@kennethamy,
kennethamy;101555 wrote:Your argument seems to be that:
1. All that bolsters up the system is moral.
2. Some lies bolster up the system.
Therefore, 3, some lying is moral.
The argument seems valid (the conclusion follows from the premises). But what about the premises? Let's look at premise 1. Would the truth of that premise not depend on (1) the particular system? Suppose the system were the system of government in Germany in the 1930 and the first half of the next decade. We might say that anything that bolstered up the Nazi system was immoral. Then, look at premise 2. Kant's argument is that there are no "good" lies, because lying in general, and in the long run, undermines truthfulness, and that undermines the society.(2) If everyone thought it proper to lie whenever he believed the lie would have good consequences, than no one would ever believe anyone else. (3) And it would make no sense ever to tell the truth, because no one would believe you.
(1) Nothing was said about political system, the post was about the general tendency of society and a person's place in it as a social animal. The Nazi's, The Khmer Rouge, the happy happy unicorn lover's nation, doesn't really matter, the basic interaction of human to human and the participating in the survival of the species in group is the point. It was a post based from a socio-biological base, not a political one. the beauty of arguments like that is that they describe human behavior not logic.
Also if I were talking about a political system, the morality of the system was not in the original question. It still stands that people within the system no matter how corrupt are still people with the same basic needs to trust one another for their core social wellbeing. The overarching political ideology of a nation has little to do with the day to day personal interaction of its people. If a person's lie upheld the Nazi political system but still provided inner stability to that system, then the liar and his/her peers would still be living in a more stable social setting.
(2) The post had no mention of intent. It had mention of the result. Aside from this most of us have an ingrained knowledge of what is an acceptable lie in our social system and what is not. It is built into the larger cultural system.
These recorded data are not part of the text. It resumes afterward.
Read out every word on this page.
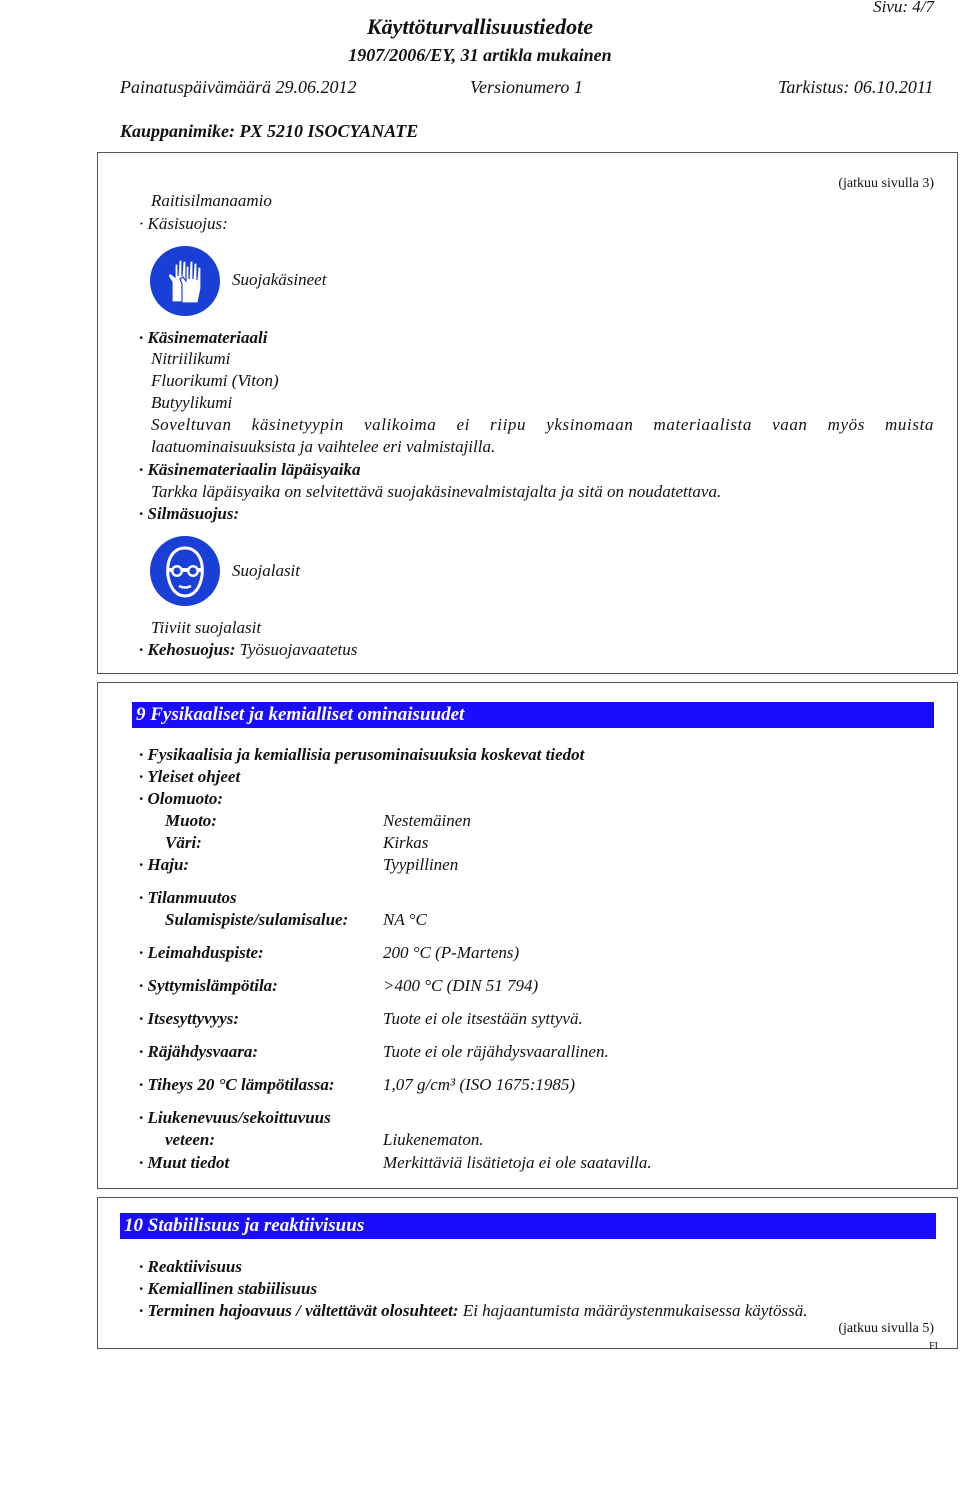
Sivu: 4/7
Käyttöturvallisuustiedote
1907/2006/EY, 31 artikla mukainen
Painatuspäivämäärä 29.06.2012	Versionumero 1	Tarkistus: 06.10.2011
Kauppanimike: PX 5210 ISOCYANATE
(jatkuu sivulla 3)
Raitisilmanaamio
· Käsisuojus:
Suojakäsineet
· Käsinemateriaali
Nitriilikumi
Fluorikumi (Viton)
Butyylikumi
Soveltuvan käsinetyypin valikoima ei riipu yksinomaan materiaalista vaan myös muista
laatuominaisuuksista ja vaihtelee eri valmistajilla.
· Käsinemateriaalin läpäisyaika
Tarkka läpäisyaika on selvitettävä suojakäsinevalmistajalta ja sitä on noudatettava.
· Silmäsuojus:
Suojalasit
Tiiviit suojalasit
· Kehosuojus: Työsuojavaatetus
9 Fysikaaliset ja kemialliset ominaisuudet
· Fysikaalisia ja kemiallisia perusominaisuuksia koskevat tiedot
· Yleiset ohjeet
· Olomuoto:
Muoto:	Nestemäinen
Väri:	Kirkas
· Haju:	Tyypillinen
· Tilanmuutos
Sulamispiste/sulamisalue: NA °C
· Leimahduspiste:	200 °C (P-Martens)
· Syttymislämpötila:	>400 °C (DIN 51 794)
· Itsesyttyvyys:	Tuote ei ole itsestään syttyvä.
· Räjähdysvaara:	Tuote ei ole räjähdysvaarallinen.
· Tiheys 20 °C lämpötilassa:	1,07 g/cm³ (ISO 1675:1985)
· Liukenevuus/sekoittuvuus
veteen:	Liukenematon.
· Muut tiedot	Merkittäviä lisätietoja ei ole saatavilla.
10 Stabiilisuus ja reaktiivisuus
· Reaktiivisuus
· Kemiallinen stabiilisuus
· Terminen hajoavuus / vältettävät olosuhteet: Ei hajaantumista määräystenmukaisessa käytössä.
(jatkuu sivulla 5)
FI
If a lie or an option for a lie is built into the system, it cannot really be immoral as the lie is expected. Again see number one for "system"
(3) Again the rationality of a system and the practice of its participants are not the same thing. We believe people because we want to, even when we know they are lying in many cases it does not make us distrust them on a fundamental level. We distrust people when their actions, words, lies etc... hurt us and ours or do perceptable damage or threaten to do perceptable damage to the social system. Say you have a fundamentally good child that you catch in a small lie, you really don't distrust that child because of the lie, s/he may get punished for continuity's sake, but your fundamental attitude is unchanged.